Russian Human Rights Council opposes bill on requirements for lawyers
MOSCOW, December 21 (RAPSI) - Russia’s Presidential Council for Civil Society and Human Rights has recommended the State Duma to reject a bill setting standard requirements for lawyers admitted to practice in Russian courts, the advisory body’s website reads.
The Council adopted the relevant decision on Thursday. Human rights advocates believe that the concept of the bill submitted by Pavel Krasheninnikov, Chairman of the State Duma Committee on State Building and Legislation, to the lower house of Russia’s parliament, is out of keeping with the constitutional provisions on people’s rights to legal aid.
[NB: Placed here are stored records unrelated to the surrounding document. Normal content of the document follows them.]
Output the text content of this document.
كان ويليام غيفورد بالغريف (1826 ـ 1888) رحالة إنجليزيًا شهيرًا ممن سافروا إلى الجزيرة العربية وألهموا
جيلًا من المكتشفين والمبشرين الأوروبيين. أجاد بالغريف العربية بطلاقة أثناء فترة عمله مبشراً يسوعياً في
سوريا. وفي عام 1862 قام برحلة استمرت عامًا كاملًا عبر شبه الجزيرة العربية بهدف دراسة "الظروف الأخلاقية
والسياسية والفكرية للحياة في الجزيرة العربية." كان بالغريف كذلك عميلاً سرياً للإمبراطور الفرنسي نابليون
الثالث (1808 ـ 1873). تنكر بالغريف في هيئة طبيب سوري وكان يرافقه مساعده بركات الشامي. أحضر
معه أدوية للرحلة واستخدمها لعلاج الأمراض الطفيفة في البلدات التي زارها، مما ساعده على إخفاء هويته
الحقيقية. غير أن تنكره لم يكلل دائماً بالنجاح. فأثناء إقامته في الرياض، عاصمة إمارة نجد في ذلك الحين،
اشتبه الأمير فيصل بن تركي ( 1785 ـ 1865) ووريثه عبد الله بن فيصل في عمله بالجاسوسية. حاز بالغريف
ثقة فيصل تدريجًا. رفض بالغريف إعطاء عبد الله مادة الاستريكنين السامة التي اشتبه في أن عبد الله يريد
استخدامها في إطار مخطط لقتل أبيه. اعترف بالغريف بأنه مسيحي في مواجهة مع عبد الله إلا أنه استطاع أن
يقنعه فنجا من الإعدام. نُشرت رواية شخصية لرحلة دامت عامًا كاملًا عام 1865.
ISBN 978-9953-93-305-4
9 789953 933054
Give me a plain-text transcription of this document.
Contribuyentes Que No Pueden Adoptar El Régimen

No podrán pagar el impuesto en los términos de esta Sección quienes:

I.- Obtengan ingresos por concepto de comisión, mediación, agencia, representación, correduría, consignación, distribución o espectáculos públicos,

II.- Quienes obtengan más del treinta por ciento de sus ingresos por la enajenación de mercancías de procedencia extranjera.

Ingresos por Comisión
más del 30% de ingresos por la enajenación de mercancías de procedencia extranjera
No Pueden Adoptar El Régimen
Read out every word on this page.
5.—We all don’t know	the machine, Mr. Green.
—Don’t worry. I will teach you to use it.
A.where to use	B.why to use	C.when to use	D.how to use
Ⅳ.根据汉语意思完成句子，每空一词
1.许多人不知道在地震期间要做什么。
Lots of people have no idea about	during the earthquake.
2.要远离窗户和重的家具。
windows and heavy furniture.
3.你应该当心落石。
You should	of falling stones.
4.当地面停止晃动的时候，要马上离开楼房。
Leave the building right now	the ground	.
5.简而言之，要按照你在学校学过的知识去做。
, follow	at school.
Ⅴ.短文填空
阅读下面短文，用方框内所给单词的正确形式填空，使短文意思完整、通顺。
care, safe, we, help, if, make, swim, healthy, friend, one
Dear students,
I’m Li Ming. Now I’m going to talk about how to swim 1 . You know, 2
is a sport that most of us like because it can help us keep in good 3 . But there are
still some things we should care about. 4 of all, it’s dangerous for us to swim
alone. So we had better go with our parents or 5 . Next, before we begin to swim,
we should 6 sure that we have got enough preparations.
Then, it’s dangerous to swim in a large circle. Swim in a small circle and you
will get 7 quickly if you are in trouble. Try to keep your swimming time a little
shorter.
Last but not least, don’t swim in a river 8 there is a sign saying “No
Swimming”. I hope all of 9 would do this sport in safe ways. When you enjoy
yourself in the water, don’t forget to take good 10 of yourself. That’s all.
Barring of individuals without higher legal education from delivering legal services may deprive low-income population categories including refuges, disabled persons, emigrants and others, of the opportunity to receive legal aid.
According to the Human Rights Council, clients have a right to choose their representatives by themselves, by appraising their qualifications and expertise, and requesting degree certificates and professional documents
Krasheninnikov submitted the bill on litigation guardians to the parliament’s lower house in September.
Under the bill, lawyers should have Russian legal degrees to represent other persons or companies in civil, administrative and commercial proceedings.
Foreign attorneys would be admitted to practice in Russian courts if they take professional examination in legal profession at the all-Russian association of lawyers. Exceptions to this are representatives at law, the bill reads.
Currently, legal representation may be provided by individuals without professional education, according to Krasheninnikov.
The bill would facilitate the enforcement of rights of persons and companies to competent legal assistance and would have a positive impact on the judicial system, the initiative’s author believes.